8. Plan; Applicable Law. This Agreement is subject in all respects to the provisions of the Plan, a copy of which has been provided to the Optionee. This Agreement shall be governed by and construed in accordance with the laws of the State of Delaware, excluding its provisions relating to conflicts of laws.
IN WITNESS WHEREOF, the parties have caused this Agreement to be executed under seal, intending this to be a sealed instrument, as of the date first above written.
ATTEST: | PAID, INC. | |||
/s/ | By: | /s/ Xxxxxx Xxxxxx | ||
Xxxxxx Xxxxxx, Director | ||||
WITNESS: | OPTIONEE: | |||
/s/ | /s/ W. Xxxxxx Xxxxx, XX | |||
W. Xxxxxx Xxxxx, XX |
EXHIBIT 1
Date: ____________________, 20___
Secretary
PAID, INC.
To the Secretary:
I hereby exercise my option to purchase __________ shares of common stock, par value $.001 per share (“Shares”), of PAID, INC. (the “Company”) in accordance with the terms set forth in the Agreement for Non-Qualified Stock Option under the 2012 Stock Option Plan.
In full payment for such exercise, please find enclosed
¨ Check in the amount of $_____________
¨ Shares having a Fair Market Value of $____________
¨ | Options having an exercise price of $___________, to purchase ___________ Shares having a Fair Market Value of $______________, resulting in a “spread” of $______________. |
¨ I authorize the Company to withhold a number of Shares equal to any withholding obligation applicable to me.
¨ I understand that in the event that the Shares have not been registered under the Securities Act of 1933, as amended (the “Act”), or any state securities laws (the “State Acts”), the transferability of the Shares is therefore subject to restrictions imposed by those laws.
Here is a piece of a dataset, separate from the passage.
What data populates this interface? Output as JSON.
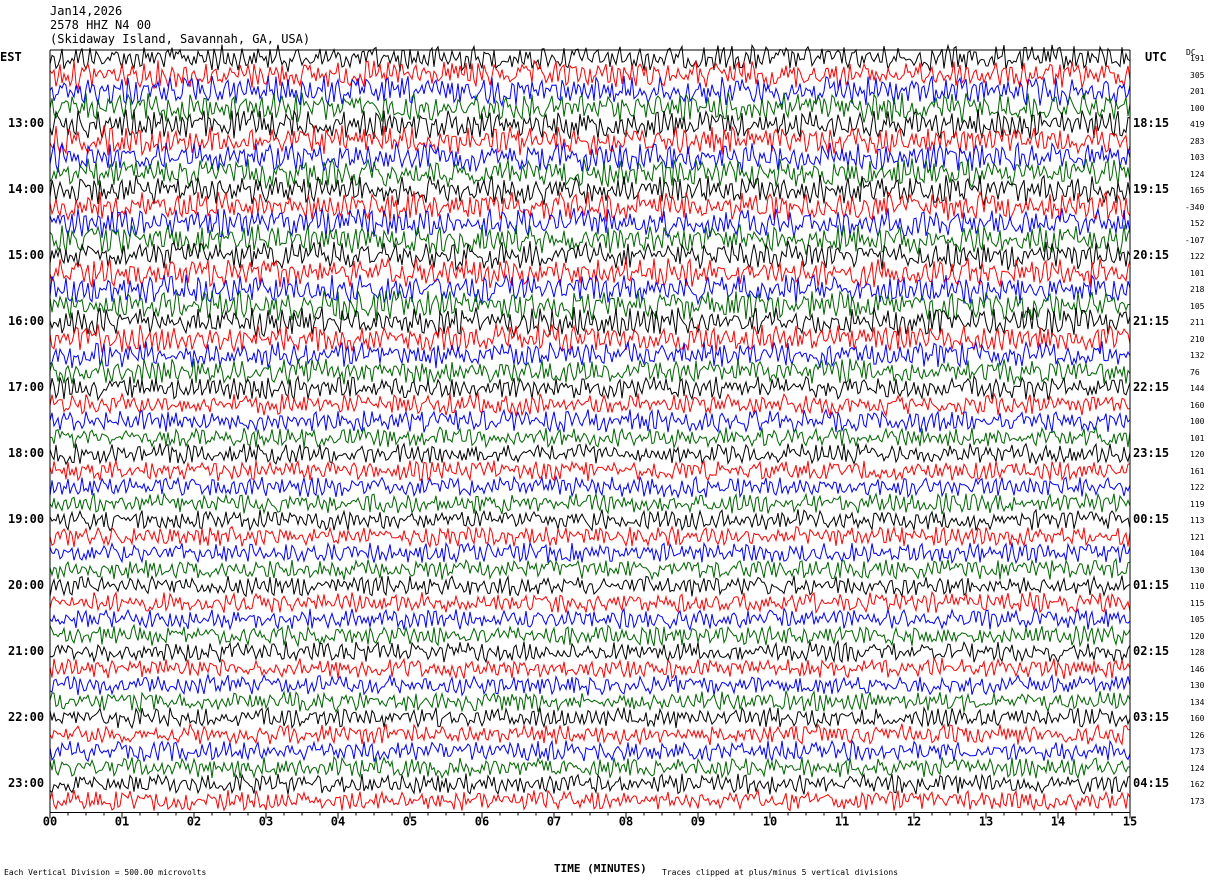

I hereby represent to the Company that I am acquiring the Shares with no intention of reselling any of such Shares in any distribution within the meaning of the Act. Specifically, I represent to the Company that I am purchasing the Shares for investment purposes for my own account, that no one else has any beneficial ownership in the Shares, that the Shares are not and are not to be the subject of any pledge or other lien, and that I do not intend to and will not resell the Shares unless, at a future date, they are registered under the Act and applicable state securities laws, or in the opinion of securities counsel acceptable to the Company, a specific exemption from registration is available in connection with any such resale.